Depois parou para fitá-la à distância, e gostou do que viu. Não tinha paciência para garotas que andavam como se tivessem algodão nos pés. Ela não era assim. Era altiva, dona do mundo, confiante. E convenhamos: Era também linda, de parar o trânsito, como comentou sutilmente com seu amigo que a tinha apresentado, com uma atenção especial àquele belo par de pernas. E Fernando teve a nítida sensação que ela sabia disso.

Como não queria ser mais um a confirmar o óbvio, não deu muita bola nem bandeira.  Se sentou do lado dela e puxou papo. Ela era uma garota agradável, e ele desfrutou da companhia dela como estranhamente há muito tempo não desfrutava da companhia de alguém. Fez isso com muito cuidado, sem transparecer muito interesse, nem muita distância, apesar de por dentro seu ímpeto ser o de sacar a cantada mais descarada do mundo, só pelo prazer de fazê-la corar.
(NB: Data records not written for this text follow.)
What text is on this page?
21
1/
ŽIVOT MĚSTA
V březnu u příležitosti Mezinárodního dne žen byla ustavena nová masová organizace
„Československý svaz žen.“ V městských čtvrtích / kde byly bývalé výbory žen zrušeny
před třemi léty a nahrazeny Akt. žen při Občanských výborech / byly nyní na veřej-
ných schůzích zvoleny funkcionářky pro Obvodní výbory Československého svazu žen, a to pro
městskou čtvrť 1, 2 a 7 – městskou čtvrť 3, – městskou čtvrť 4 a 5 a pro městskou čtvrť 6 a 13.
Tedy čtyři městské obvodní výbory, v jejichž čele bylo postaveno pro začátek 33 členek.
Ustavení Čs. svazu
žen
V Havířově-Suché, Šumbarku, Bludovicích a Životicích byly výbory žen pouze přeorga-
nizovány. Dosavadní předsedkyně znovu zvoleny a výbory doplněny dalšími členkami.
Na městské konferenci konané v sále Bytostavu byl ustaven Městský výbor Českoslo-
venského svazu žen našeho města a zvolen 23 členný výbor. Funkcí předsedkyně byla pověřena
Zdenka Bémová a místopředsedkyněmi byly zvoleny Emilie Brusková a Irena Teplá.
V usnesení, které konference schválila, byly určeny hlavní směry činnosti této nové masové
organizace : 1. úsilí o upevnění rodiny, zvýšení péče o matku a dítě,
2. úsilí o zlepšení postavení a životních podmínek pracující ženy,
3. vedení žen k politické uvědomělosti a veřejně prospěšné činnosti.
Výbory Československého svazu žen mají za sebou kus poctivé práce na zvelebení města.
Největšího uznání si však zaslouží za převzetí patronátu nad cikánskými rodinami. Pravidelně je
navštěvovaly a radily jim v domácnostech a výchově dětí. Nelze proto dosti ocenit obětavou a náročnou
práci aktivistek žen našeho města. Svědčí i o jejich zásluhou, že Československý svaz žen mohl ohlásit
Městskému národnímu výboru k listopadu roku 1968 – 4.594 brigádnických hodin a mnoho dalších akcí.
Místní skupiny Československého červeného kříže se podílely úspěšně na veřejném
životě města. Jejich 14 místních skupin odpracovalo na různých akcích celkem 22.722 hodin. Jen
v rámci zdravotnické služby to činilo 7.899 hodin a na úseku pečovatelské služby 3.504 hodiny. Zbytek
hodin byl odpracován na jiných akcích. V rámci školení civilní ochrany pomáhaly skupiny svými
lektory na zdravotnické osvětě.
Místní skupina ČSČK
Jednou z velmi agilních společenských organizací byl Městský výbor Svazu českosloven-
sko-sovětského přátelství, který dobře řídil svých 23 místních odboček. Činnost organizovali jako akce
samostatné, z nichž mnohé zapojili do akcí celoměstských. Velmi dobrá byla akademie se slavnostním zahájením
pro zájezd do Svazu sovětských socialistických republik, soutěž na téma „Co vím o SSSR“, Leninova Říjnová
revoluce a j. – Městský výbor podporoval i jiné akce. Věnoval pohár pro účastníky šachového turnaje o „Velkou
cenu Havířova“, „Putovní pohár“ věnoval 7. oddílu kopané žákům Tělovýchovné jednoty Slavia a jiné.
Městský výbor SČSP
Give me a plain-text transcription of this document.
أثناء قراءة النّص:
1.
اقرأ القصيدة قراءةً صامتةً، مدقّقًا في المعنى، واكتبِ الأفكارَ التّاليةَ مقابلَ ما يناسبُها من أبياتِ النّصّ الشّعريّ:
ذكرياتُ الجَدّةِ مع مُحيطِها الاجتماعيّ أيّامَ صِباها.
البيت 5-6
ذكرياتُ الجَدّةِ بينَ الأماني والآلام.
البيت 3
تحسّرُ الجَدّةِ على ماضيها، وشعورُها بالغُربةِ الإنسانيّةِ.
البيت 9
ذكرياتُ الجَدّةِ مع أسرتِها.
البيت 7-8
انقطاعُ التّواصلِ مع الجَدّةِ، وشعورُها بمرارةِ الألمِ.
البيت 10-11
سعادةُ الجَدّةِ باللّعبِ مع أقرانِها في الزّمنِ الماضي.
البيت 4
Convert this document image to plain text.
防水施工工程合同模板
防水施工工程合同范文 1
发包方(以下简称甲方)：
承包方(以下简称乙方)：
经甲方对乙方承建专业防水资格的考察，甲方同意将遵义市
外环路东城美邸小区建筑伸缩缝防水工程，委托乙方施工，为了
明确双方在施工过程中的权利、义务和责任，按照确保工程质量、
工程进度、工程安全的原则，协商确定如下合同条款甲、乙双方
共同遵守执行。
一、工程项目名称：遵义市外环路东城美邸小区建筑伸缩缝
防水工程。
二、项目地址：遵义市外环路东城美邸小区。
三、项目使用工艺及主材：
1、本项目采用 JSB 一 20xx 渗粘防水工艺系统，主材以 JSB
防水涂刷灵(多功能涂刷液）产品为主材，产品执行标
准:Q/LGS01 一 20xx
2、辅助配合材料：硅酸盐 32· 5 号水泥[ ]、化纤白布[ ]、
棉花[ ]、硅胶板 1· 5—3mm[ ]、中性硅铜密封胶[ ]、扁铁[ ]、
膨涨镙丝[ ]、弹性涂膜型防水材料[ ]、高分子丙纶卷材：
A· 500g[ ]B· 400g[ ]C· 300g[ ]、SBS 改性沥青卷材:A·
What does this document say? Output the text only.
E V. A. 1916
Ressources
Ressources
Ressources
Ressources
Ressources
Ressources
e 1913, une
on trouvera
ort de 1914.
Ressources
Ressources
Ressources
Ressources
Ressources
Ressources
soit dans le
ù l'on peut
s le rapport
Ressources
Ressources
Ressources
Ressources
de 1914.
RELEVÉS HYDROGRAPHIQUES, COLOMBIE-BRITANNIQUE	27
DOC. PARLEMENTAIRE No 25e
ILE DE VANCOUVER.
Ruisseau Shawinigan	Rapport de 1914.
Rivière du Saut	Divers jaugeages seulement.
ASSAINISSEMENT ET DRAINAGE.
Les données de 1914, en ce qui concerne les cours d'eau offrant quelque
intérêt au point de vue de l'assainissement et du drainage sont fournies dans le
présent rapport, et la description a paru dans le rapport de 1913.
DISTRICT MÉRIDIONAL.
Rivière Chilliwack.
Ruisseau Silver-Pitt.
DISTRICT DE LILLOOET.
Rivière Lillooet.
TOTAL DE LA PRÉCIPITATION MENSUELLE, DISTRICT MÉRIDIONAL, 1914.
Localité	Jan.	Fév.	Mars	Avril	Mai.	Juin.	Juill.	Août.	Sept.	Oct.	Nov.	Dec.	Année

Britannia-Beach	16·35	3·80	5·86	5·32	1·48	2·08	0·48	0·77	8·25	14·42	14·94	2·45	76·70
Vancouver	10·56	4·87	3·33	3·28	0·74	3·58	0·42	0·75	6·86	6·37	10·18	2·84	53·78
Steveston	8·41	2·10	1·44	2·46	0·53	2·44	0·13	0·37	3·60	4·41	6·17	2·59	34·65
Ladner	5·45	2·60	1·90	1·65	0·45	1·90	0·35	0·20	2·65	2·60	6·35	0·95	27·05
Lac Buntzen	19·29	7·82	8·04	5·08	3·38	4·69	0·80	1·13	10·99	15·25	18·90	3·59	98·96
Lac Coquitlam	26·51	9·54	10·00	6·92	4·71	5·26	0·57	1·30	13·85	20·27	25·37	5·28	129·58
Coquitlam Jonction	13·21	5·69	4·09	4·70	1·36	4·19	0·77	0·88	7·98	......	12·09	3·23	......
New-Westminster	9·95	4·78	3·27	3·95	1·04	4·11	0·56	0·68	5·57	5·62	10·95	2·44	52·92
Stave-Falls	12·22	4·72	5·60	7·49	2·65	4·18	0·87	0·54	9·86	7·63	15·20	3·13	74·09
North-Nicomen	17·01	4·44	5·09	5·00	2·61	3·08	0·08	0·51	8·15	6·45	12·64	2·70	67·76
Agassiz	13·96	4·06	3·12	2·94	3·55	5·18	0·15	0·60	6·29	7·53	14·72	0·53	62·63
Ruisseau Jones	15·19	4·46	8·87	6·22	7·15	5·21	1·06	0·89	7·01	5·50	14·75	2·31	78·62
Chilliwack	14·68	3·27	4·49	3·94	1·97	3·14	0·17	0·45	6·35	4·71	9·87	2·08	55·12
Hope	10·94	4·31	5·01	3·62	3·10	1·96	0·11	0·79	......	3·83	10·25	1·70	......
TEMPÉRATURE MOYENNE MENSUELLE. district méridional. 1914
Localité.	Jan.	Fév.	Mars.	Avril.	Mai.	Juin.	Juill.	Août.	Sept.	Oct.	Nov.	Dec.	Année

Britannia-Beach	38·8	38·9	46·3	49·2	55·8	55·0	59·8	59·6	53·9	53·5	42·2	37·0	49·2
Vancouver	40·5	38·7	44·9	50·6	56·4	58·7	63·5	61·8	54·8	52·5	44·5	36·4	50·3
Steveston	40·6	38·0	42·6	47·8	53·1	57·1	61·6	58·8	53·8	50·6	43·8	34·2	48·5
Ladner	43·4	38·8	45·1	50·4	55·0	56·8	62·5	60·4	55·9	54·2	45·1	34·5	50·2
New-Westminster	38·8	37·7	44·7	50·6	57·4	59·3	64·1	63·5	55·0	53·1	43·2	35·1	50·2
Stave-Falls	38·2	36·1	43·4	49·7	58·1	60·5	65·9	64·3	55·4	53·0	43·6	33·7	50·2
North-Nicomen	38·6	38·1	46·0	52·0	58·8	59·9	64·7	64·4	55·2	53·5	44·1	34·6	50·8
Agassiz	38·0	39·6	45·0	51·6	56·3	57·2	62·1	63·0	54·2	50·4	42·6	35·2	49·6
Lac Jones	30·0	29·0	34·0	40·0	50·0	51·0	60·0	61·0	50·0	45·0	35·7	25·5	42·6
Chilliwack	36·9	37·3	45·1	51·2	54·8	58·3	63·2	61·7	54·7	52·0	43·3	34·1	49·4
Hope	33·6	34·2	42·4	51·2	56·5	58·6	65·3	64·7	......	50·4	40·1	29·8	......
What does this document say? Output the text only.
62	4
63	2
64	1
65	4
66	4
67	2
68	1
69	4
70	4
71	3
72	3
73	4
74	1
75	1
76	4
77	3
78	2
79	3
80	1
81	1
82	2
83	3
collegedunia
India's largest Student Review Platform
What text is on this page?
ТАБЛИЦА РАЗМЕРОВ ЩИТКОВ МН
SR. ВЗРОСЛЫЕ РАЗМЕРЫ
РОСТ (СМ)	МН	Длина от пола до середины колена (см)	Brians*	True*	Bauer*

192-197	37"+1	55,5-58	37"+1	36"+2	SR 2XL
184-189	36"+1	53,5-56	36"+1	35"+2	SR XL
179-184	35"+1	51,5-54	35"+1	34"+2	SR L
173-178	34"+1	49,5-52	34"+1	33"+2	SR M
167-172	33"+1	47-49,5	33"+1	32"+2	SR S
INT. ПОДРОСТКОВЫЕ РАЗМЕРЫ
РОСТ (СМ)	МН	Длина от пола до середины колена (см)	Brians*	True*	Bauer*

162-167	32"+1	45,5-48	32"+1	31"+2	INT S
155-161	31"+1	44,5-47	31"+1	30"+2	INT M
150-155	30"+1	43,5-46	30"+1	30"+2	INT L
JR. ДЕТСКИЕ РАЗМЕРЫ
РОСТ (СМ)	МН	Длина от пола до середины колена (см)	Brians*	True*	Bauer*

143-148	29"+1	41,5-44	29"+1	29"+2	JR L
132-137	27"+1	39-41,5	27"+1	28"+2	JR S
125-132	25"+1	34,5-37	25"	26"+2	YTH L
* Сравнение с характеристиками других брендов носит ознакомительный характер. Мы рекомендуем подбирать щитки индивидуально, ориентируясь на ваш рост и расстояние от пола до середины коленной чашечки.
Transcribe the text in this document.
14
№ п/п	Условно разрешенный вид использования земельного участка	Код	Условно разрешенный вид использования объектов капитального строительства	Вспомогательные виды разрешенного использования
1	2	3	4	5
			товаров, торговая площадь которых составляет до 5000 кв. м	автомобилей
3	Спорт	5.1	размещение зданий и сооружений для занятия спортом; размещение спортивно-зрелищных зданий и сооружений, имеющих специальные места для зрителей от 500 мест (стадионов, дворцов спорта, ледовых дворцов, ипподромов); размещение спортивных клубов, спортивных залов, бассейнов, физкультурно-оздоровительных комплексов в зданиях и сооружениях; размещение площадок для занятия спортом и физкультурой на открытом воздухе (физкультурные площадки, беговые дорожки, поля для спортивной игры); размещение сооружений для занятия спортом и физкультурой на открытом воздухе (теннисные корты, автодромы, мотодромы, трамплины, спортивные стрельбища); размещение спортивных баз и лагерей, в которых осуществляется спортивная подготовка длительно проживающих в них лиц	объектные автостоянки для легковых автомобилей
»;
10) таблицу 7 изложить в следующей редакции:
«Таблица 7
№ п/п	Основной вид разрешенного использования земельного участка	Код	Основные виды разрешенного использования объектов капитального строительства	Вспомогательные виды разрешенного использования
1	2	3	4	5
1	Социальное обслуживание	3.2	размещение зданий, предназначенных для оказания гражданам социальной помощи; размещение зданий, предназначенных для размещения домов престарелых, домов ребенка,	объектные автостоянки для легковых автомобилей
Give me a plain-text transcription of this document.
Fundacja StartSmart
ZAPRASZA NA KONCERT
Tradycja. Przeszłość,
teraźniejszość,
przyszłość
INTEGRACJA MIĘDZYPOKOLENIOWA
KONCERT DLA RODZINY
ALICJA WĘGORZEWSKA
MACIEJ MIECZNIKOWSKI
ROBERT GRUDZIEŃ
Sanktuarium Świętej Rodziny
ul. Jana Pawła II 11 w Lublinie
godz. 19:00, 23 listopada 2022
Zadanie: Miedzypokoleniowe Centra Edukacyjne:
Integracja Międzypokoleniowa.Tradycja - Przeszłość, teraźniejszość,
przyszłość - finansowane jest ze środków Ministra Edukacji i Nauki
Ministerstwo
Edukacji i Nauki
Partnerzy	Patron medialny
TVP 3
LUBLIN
Ao chegar em casa, tudo se confirmou. Fernando raramente falhava nas suas previsões. E como já imaginava que aconteceria, a garota não saía de sua cabeça. Como pensou, a situação não era mesmo complicada. Estava fascinado. Ponto final. E sabia que se ela fosse mesmo daquele jeito, então ele estava a um passo de se apaixonar. Ele não planejava isso, e de certa forma ficava assustado. Não sabia se estava preparado, mas sabia que era bobagem fugir. Por isso já imaginava qual seria o próximo passo e como se aproximaria dela. Respirou fundo e procurou o MSN dela na internet.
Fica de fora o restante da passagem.